A tabela de aumentos salariais da função pública foi divulgada a seguir à proposta de orçamento de Estado para 2024 e balizará os acréscimos no setor privado.

O Governo propôs, e bem, aumentos salariais para todos os trabalhadores, embora diferenciados por escalões de rendimento, com variações a oscilar entre 3 e 6,8%. À primeira vista, esta é uma medida de correção das assimetrias na distribuição do rendimento, reforçada pelas revisões dos escalões mais baixos do IRS.

Só que a proposta resulta num aumento do salário real para trabalhadores com um rendimento bruto mensal muito baixo, próximo do salário mínimo, mas numa diminuição do salário real para os restantes. Três jornalistas do semanário “Expresso” apresentaram um exercício interessante de correção dos salários previstos para 2024 pela inflação que se verifica desde 2021.

Segundo os seus cálculos, os acréscimos propostos pelo Governo representarão perdas reais de 5% para aqueles que auferem rendimentos próximos do salário médio nacional e de 7,8% para os mais qualificados e/ou os que estão no topo das carreiras.

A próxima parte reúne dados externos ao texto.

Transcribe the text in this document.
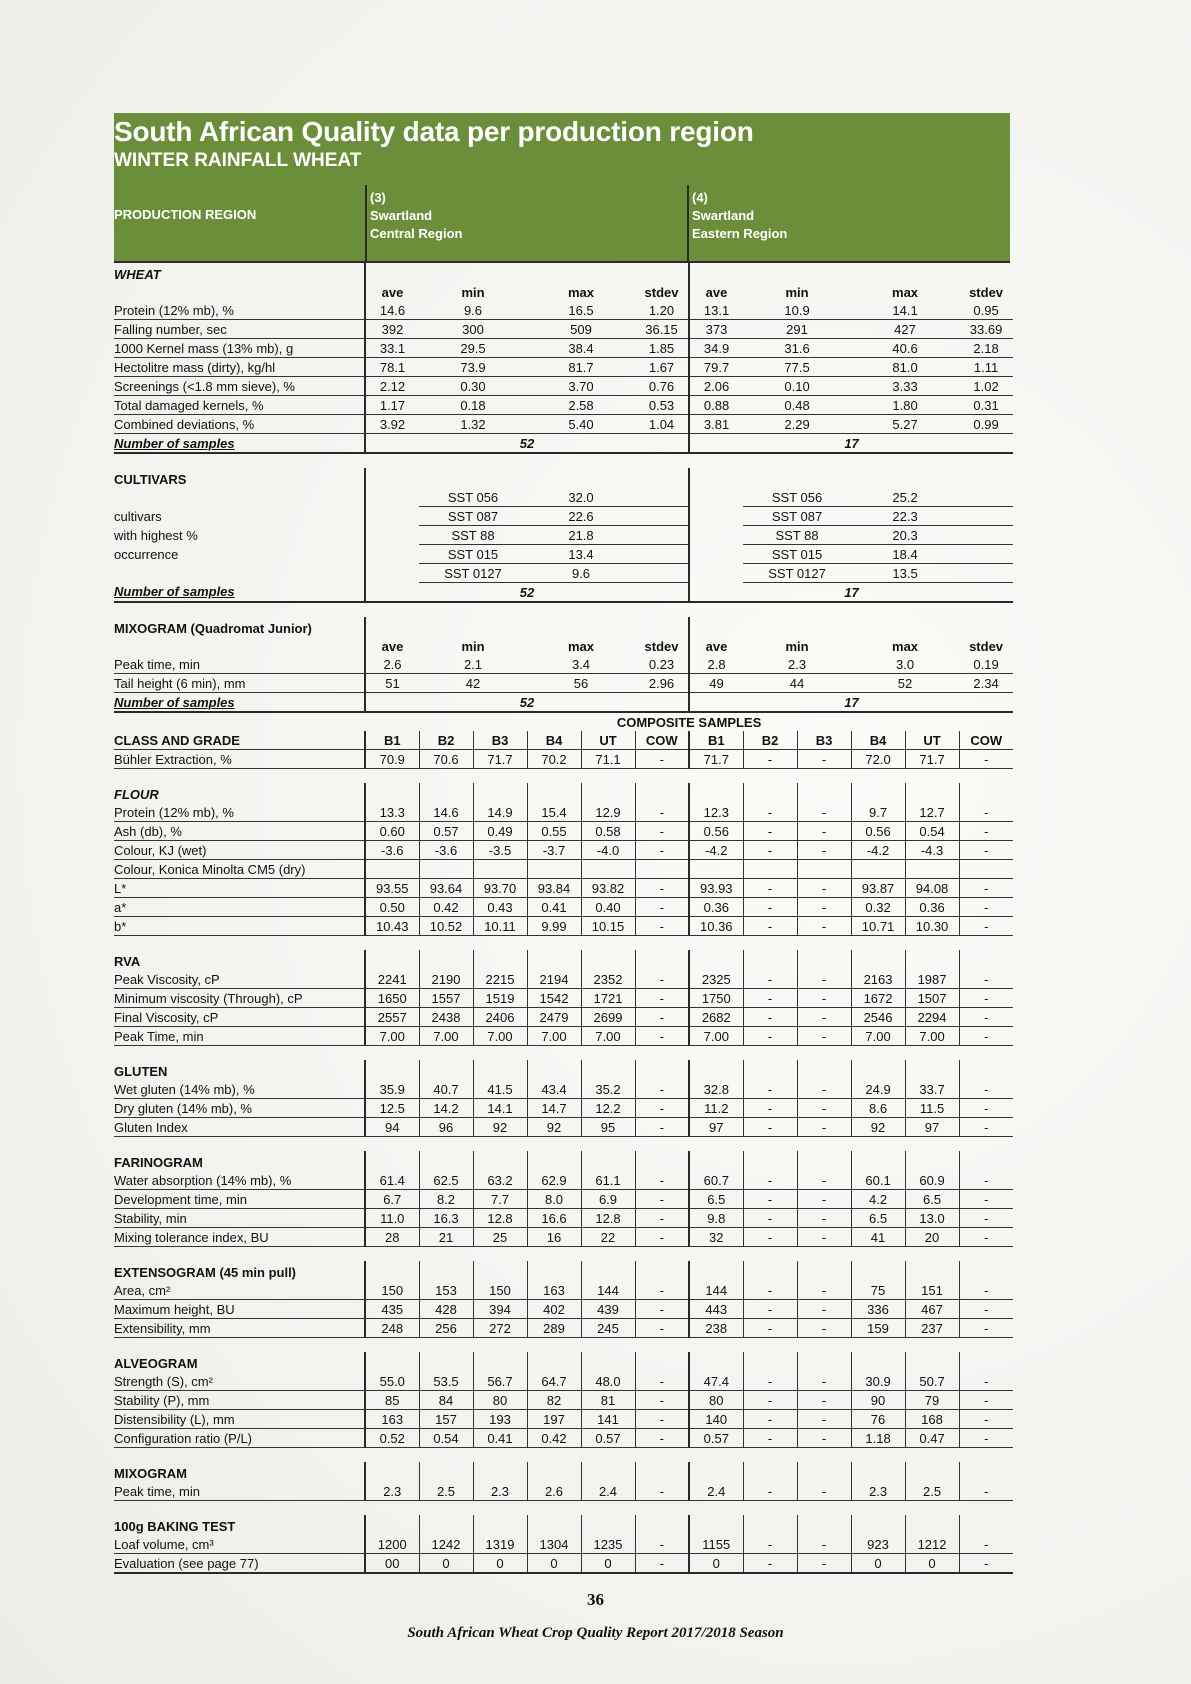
South African Quality data per production region
WINTER RAINFALL WHEAT
PRODUCTION REGION
(3)
Swartland
Central Region
(4)
Swartland
Eastern Region
WHEAT												
	ave	min		max		stdev	ave	min		max		stdev
Protein (12% mb), %	14.6	9.6		16.5		1.20	13.1	10.9		14.1		0.95
Falling number, sec	392	300		509		36.15	373	291		427		33.69
1000 Kernel mass (13% mb), g	33.1	29.5		38.4		1.85	34.9	31.6		40.6		2.18
Hectolitre mass (dirty), kg/hl	78.1	73.9		81.7		1.67	79.7	77.5		81.0		1.11
Screenings (<1.8 mm sieve), %	2.12	0.30		3.70		0.76	2.06	0.10		3.33		1.02
Total damaged kernels, %	1.17	0.18		2.58		0.53	0.88	0.48		1.80		0.31
Combined deviations, %	3.92	1.32		5.40		1.04	3.81	2.29		5.27		0.99
Number of samples	52						17					

CULTIVARS												
		SST 056		32.0				SST 056		25.2		
cultivars		SST 087		22.6				SST 087		22.3		
with highest %		SST 88		21.8				SST 88		20.3		
occurrence		SST 015		13.4				SST 015		18.4		
		SST 0127		9.6				SST 0127		13.5		
Number of samples	52						17					

MIXOGRAM (Quadromat Junior)												
	ave	min		max		stdev	ave	min		max		stdev
Peak time, min	2.6	2.1		3.4		0.23	2.8	2.3		3.0		0.19
Tail height (6 min), mm	51	42		56		2.96	49	44		52		2.34
Number of samples	52						17					
	COMPOSITE SAMPLES											
CLASS AND GRADE	B1	B2	B3	B4	UT	COW	B1	B2	B3	B4	UT	COW
Bühler Extraction, %	70.9	70.6	71.7	70.2	71.1	-	71.7	-	-	72.0	71.7	-

FLOUR												
Protein (12% mb), %	13.3	14.6	14.9	15.4	12.9	-	12.3	-	-	9.7	12.7	-
Ash (db), %	0.60	0.57	0.49	0.55	0.58	-	0.56	-	-	0.56	0.54	-
Colour, KJ (wet)	-3.6	-3.6	-3.5	-3.7	-4.0	-	-4.2	-	-	-4.2	-4.3	-
Colour, Konica Minolta CM5 (dry)												
L*	93.55	93.64	93.70	93.84	93.82	-	93.93	-	-	93.87	94.08	-
a*	0.50	0.42	0.43	0.41	0.40	-	0.36	-	-	0.32	0.36	-
b*	10.43	10.52	10.11	9.99	10.15	-	10.36	-	-	10.71	10.30	-

RVA												
Peak Viscosity, cP	2241	2190	2215	2194	2352	-	2325	-	-	2163	1987	-
Minimum viscosity (Through), cP	1650	1557	1519	1542	1721	-	1750	-	-	1672	1507	-
Final Viscosity, cP	2557	2438	2406	2479	2699	-	2682	-	-	2546	2294	-
Peak Time, min	7.00	7.00	7.00	7.00	7.00	-	7.00	-	-	7.00	7.00	-

GLUTEN												
Wet gluten (14% mb), %	35.9	40.7	41.5	43.4	35.2	-	32.8	-	-	24.9	33.7	-
Dry gluten (14% mb), %	12.5	14.2	14.1	14.7	12.2	-	11.2	-	-	8.6	11.5	-
Gluten Index	94	96	92	92	95	-	97	-	-	92	97	-

FARINOGRAM												
Water absorption (14% mb), %	61.4	62.5	63.2	62.9	61.1	-	60.7	-	-	60.1	60.9	-
Development time, min	6.7	8.2	7.7	8.0	6.9	-	6.5	-	-	4.2	6.5	-
Stability, min	11.0	16.3	12.8	16.6	12.8	-	9.8	-	-	6.5	13.0	-
Mixing tolerance index, BU	28	21	25	16	22	-	32	-	-	41	20	-

EXTENSOGRAM (45 min pull)												
Area, cm²	150	153	150	163	144	-	144	-	-	75	151	-
Maximum height, BU	435	428	394	402	439	-	443	-	-	336	467	-
Extensibility, mm	248	256	272	289	245	-	238	-	-	159	237	-

ALVEOGRAM												
Strength (S), cm²	55.0	53.5	56.7	64.7	48.0	-	47.4	-	-	30.9	50.7	-
Stability (P), mm	85	84	80	82	81	-	80	-	-	90	79	-
Distensibility (L), mm	163	157	193	197	141	-	140	-	-	76	168	-
Configuration ratio (P/L)	0.52	0.54	0.41	0.42	0.57	-	0.57	-	-	1.18	0.47	-

MIXOGRAM												
Peak time, min	2.3	2.5	2.3	2.6	2.4	-	2.4	-	-	2.3	2.5	-

100g BAKING TEST												
Loaf volume, cm³	1200	1242	1319	1304	1235	-	1155	-	-	923	1212	-
Evaluation (see page 77)	00	0	0	0	0	-	0	-	-	0	0	-
36
South African Wheat Crop Quality Report 2017/2018 Season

Sim, a desigualdade é um problema grave, com consequências para o crescimento económico e o bem-estar e que não se resolve sem políticas públicas ativas.

Mas as assimetrias têm-se acentuado devido à disparidade entre o rendimento dos muito ricos e o de todos os outros. E a sua resolução é sobretudo dificultada por mecanismos de fuga a impostos, onde assumem protagonismo os offshore e, por maioria de razão, a globalização.

Em Portugal, 9,4% do rendimento gerado no país concentra-se nos 1% mais ricos e 34,8% nos 10% mais ricos (WID, dados para 2021). Estes decréscimos salariais não permitirão corrigir esta situação e têm várias implicações negativas.

Primeiro, em termos macroeconómicos ocorrerá uma diminuição da despesa pública real com salários, com efeitos na contração da procura agregada e do crescimento.

Segundo, estas políticas redistributivas assentam na mesma base contributiva do passado – o rendimento dos trabalhadores dependentes – que já se revelou incapaz de infletir o statu quo em matéria de desigualdade. Com elas, a classe média pode até tornar-se menos desigual, mas os rendimentos de topo acentuarão a sua décalage.

Terceiro, se os que estão no topo da carreira poderão não ter muitos incentivos para mudar, pelas vicissitudes do mercado de trabalho, o sinal será claro para as gerações mais novas – há que procurar soluções noutro lado. É só mais uma política de (e)migrações.

Em suma, são medidas para enganar tolos.